On Wed, 25 Nov 2009, Pekka Enberg wrote:

> SLUB is good for NUMA, SLAB is pretty much a disaster with it's alien
> tentacles^Hcaches. AFAIK, SLQB hasn't received much NUMA attention so it's not
> obvious whether or not it will be able to perform as well as SLUB or not.
>
> The biggest problem with SLUB is that most of the people (excluding Christoph
> and myself) seem to think the design is unfixable for their favorite workload
> so they prefer to either stay with SLAB or work on SLQB.

The current design of each has its own strength and its weaknesses. A
queued design is not good for HPC and financial apps since it requires
periodic queue cleaning (therefore disturbing a latency critical
application path). Queue processing can go out of hand if there are
many different types of memory (SLAB in NUMA configurations).

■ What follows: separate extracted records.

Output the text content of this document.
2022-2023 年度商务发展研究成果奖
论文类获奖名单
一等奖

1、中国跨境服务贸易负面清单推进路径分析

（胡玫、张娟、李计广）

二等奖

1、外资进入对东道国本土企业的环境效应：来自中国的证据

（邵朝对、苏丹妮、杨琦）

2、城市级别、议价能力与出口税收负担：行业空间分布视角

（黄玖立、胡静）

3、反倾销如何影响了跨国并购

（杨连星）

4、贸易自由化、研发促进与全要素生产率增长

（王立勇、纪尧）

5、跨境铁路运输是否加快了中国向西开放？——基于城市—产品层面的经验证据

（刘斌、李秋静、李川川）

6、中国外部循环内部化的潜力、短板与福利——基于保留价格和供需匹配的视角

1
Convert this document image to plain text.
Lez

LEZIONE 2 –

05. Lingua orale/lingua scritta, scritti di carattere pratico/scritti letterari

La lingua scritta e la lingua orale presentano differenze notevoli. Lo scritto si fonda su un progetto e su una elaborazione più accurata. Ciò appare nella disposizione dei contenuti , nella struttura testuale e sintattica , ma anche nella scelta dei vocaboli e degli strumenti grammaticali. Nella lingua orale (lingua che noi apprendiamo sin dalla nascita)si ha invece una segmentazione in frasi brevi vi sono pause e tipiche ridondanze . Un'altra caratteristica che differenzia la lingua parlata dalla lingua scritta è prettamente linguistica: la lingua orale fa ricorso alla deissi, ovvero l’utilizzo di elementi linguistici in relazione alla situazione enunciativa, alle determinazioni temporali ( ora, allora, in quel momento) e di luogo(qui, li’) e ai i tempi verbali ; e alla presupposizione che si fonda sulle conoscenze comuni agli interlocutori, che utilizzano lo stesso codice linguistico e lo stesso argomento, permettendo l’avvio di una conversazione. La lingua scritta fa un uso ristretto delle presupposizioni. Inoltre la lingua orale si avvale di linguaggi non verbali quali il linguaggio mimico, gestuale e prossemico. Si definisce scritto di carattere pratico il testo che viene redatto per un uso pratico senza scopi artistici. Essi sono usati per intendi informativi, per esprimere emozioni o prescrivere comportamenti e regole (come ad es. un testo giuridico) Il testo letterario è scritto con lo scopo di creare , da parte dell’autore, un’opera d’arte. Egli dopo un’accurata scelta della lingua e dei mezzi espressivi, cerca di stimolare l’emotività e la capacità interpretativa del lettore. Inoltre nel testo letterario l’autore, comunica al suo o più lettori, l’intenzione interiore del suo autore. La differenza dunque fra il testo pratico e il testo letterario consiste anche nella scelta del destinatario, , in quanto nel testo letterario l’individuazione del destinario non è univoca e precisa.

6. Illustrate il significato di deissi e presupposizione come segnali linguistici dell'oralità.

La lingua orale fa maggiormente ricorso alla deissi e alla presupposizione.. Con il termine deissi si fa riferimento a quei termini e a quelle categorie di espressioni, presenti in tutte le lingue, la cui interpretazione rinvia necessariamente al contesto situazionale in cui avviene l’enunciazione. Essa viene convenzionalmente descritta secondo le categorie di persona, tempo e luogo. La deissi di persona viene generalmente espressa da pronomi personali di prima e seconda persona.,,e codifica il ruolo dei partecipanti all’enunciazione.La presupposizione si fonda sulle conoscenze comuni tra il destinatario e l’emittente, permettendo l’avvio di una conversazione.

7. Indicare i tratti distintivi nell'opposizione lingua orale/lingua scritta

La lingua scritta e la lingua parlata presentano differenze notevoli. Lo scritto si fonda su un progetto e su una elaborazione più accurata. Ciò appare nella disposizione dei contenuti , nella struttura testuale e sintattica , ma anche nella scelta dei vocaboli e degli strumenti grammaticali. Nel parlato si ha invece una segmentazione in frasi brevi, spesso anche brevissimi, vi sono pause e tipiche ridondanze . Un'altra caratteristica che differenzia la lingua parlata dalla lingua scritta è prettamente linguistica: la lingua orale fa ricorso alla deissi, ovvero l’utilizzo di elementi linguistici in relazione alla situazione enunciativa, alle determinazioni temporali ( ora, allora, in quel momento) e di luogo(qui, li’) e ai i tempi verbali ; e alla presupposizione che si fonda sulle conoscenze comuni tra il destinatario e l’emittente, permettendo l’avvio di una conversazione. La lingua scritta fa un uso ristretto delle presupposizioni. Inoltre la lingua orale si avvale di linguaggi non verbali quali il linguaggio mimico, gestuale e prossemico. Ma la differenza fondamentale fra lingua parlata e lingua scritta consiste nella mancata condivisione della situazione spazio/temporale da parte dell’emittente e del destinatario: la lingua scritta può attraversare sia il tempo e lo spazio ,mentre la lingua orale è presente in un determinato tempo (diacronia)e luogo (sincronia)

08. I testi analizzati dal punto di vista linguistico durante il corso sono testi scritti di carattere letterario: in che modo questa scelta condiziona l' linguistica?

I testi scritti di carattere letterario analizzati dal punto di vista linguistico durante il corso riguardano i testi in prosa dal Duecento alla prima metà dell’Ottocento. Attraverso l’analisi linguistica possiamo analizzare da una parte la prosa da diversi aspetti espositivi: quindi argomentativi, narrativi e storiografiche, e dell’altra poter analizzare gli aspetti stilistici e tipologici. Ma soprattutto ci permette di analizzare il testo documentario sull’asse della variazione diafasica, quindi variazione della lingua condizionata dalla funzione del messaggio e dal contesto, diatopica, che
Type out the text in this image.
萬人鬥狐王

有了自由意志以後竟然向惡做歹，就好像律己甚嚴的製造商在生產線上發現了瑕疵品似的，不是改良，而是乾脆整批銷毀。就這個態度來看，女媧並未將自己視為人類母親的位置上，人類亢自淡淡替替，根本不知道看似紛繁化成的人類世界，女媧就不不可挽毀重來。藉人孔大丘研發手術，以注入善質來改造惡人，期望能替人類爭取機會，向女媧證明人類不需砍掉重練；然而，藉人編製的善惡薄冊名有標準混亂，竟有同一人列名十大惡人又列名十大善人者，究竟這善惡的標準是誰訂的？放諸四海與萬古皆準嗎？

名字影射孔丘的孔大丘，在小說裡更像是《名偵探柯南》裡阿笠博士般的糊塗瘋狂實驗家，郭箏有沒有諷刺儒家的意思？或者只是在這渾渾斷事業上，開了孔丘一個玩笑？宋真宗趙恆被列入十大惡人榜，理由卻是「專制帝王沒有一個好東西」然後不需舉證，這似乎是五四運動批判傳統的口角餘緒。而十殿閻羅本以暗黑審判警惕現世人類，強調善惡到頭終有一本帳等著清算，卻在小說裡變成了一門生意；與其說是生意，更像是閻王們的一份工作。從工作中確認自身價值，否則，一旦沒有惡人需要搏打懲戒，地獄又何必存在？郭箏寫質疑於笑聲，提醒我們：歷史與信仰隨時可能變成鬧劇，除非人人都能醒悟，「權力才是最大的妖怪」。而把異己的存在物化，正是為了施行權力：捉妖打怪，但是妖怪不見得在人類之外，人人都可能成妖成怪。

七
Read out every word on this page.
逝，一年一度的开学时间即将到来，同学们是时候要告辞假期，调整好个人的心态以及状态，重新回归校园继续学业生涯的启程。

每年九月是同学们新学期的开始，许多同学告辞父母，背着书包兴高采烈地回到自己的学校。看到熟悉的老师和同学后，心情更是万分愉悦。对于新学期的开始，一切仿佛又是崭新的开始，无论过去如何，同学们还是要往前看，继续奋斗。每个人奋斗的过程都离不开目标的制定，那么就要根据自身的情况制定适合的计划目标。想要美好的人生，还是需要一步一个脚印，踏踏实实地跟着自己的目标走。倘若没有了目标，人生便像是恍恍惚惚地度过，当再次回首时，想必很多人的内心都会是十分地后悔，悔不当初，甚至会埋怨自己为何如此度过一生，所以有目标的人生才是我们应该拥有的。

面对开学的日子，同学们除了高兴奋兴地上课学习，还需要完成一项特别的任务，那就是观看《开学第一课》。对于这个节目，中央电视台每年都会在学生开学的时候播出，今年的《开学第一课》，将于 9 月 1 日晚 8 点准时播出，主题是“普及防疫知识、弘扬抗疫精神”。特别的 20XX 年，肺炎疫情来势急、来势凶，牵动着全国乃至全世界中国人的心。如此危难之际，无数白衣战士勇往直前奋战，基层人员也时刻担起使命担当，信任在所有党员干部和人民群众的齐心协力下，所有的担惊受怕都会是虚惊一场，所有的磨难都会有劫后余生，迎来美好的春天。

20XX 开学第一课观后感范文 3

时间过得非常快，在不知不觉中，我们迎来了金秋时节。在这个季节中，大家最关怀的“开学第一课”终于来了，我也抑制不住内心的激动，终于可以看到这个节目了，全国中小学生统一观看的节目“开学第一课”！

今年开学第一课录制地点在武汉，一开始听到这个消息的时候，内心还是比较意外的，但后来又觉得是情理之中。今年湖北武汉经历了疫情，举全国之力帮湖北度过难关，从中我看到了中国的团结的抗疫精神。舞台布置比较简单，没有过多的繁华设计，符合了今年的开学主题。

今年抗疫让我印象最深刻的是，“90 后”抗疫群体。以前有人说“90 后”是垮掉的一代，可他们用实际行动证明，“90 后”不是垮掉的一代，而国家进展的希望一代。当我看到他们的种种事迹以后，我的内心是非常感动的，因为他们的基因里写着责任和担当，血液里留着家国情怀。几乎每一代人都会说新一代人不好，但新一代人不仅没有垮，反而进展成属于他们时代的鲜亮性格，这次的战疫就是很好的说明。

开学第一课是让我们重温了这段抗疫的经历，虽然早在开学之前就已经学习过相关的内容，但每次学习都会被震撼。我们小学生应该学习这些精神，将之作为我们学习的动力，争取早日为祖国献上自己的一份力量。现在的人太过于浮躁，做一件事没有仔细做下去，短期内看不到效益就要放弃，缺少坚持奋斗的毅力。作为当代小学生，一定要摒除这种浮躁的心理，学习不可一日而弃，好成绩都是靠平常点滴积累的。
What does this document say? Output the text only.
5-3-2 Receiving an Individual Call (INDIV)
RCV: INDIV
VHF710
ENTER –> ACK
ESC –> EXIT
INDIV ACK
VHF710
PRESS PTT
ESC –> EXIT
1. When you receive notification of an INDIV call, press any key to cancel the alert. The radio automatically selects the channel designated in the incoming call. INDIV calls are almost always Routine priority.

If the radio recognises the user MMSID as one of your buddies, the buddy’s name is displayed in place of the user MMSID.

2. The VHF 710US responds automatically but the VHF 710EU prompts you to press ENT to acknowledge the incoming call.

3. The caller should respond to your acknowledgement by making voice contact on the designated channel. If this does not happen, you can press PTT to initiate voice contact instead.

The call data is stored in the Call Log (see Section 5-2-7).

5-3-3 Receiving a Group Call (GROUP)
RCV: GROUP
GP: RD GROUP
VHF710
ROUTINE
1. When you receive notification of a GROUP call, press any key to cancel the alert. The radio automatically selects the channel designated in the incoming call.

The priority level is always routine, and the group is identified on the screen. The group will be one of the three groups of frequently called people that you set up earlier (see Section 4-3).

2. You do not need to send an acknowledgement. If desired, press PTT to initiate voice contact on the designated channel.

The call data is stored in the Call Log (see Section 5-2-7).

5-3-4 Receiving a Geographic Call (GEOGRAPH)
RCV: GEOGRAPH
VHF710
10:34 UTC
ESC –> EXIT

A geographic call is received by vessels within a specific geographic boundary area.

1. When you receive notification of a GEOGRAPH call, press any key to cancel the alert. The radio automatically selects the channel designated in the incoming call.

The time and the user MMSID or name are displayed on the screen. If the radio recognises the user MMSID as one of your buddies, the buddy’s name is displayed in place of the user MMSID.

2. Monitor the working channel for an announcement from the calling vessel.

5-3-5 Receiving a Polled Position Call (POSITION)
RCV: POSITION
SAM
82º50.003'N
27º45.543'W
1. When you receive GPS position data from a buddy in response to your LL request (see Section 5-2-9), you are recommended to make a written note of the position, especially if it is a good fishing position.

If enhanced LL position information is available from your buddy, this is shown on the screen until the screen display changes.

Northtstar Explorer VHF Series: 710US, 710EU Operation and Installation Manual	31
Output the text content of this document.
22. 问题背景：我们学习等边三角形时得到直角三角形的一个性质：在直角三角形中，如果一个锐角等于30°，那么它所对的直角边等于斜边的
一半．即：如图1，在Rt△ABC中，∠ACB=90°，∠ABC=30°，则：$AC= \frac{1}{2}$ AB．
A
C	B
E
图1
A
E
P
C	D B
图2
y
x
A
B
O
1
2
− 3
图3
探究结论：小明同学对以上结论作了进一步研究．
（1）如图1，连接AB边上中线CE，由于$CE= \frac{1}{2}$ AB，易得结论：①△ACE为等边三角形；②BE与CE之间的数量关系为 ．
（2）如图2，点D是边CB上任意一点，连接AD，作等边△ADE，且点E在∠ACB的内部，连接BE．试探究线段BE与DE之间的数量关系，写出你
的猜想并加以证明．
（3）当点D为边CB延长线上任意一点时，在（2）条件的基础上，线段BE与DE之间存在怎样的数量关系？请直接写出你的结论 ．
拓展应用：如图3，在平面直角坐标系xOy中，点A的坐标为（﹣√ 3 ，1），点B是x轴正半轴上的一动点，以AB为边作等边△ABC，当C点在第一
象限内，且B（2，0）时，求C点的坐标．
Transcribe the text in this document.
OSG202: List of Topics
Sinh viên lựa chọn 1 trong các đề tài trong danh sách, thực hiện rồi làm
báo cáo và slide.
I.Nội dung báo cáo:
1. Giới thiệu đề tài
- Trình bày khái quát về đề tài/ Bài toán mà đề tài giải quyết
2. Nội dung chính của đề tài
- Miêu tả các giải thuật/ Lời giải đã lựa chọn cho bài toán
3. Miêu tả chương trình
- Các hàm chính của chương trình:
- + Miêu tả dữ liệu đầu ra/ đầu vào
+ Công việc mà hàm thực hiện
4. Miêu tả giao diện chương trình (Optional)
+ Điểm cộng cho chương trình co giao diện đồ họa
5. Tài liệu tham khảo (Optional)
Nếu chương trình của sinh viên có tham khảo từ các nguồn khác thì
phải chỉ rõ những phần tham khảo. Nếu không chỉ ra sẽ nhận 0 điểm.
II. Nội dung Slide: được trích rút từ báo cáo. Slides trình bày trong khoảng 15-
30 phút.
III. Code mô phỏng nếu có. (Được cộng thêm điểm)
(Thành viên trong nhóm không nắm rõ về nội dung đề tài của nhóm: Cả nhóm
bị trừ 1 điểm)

So a
queueless allocator design is good for some configurations. It is also
beneficial if the allocator must be frugal with memory allocations.

There is not much difference for most workloads in terms of memory
consumption between SLOB and SLUB.

> I really couldn't care less which allocator we end up with as long as it's not
> SLAB. I do think putting more performance tuning effort into SLUB would give
> best results because the allocator is pretty rock solid at this point. People
> seem underestimate the total effort needed to make a slab allocator good
> enough for the general public (which is why I think SLQB still has a long way
> to go).

There are still patches queued here for SLUB that depend on other per cpu
work to be merged in .33. These do not address the caching issues that
people focus on for networking and enterprise apps but they decrease the
minimum latency important for HPC and financial apps. The SLUB fastpath is
the lowest latency allocation path that exists.